What are whopper routines? Well, if you don’t know, maybe you are subjecting the world to such source-code.
Whopper routines are functions, routines, methods, that run on and on, and try to do everything all right there. These routines kind of even look like a whopper (burger), as all the conditional branching is falling out everywhere, like onions and pickles hanging outside of the sandwich.
A whopper just does too much. It doesn’t share any of the logic with smaller routines that could more effectively specialize in some of the parts.
But this isn’t all about aesthetics; there’s a prime reason why one should avoid whoppers.
Unit tests
When you create whopper routines, the amount of setup needed to test such code is daunting.
Say, for instance, you have a ‘main’ Python routine that calls an external API, digests the data, converts it to something meaningful for your application, and writes to a file. To test this whopper, in a unit test, say, you’d almost need to create the world over in order to make it all work.
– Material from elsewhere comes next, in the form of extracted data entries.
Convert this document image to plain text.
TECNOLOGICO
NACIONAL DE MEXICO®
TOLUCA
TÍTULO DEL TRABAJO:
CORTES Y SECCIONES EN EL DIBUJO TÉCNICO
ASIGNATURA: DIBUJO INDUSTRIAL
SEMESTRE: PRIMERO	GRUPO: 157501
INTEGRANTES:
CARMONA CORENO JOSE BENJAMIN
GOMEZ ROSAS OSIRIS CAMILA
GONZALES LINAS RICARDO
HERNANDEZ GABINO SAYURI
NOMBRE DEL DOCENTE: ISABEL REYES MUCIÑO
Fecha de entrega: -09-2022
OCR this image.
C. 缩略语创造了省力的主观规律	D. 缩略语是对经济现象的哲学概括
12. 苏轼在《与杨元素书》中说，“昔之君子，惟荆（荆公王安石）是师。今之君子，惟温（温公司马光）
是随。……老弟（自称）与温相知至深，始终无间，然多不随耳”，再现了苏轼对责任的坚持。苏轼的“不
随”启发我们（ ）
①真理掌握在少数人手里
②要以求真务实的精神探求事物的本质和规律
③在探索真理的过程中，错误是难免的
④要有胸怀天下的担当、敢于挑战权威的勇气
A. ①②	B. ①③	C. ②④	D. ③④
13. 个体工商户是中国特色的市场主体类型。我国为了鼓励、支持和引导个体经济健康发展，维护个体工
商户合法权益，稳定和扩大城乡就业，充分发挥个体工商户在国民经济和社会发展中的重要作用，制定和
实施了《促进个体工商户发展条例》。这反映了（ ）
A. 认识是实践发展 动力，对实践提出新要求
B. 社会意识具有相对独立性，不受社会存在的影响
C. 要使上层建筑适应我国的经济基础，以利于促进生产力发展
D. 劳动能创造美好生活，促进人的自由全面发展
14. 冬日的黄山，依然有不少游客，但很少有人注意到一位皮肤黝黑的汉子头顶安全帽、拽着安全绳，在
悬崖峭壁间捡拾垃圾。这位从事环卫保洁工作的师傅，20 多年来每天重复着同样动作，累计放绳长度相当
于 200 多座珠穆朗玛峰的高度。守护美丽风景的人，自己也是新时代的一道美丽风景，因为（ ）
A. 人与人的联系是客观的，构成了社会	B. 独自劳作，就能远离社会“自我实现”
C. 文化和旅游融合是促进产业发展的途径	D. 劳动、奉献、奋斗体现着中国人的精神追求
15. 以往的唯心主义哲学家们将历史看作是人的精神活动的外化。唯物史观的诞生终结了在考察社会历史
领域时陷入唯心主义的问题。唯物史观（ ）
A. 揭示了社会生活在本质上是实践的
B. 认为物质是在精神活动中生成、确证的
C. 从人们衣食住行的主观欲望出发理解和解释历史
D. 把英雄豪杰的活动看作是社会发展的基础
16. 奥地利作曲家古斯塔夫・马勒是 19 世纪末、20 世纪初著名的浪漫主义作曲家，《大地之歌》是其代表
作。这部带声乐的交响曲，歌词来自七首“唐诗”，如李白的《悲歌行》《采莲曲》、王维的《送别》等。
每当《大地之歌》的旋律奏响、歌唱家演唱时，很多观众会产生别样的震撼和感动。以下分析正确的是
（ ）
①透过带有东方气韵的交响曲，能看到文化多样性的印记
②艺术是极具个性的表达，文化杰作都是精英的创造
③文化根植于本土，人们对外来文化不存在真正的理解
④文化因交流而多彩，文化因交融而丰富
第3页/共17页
However, if your ‘main’ routine called a dozen-or-so smaller and more specialized routines, then it would be infinitely easier to write unit tests for these little individual functions.
You could have a unit test for the function that converts the API data (you just need to cobble together some binary/plaintext to pass into it); You could have a unit test for the little function that writes to disc, even.
With these minion routines, unit tests are a snap to write. And for imperative languages, a tested codebase is a strategy that’s wise to have when code failure isn’t an option.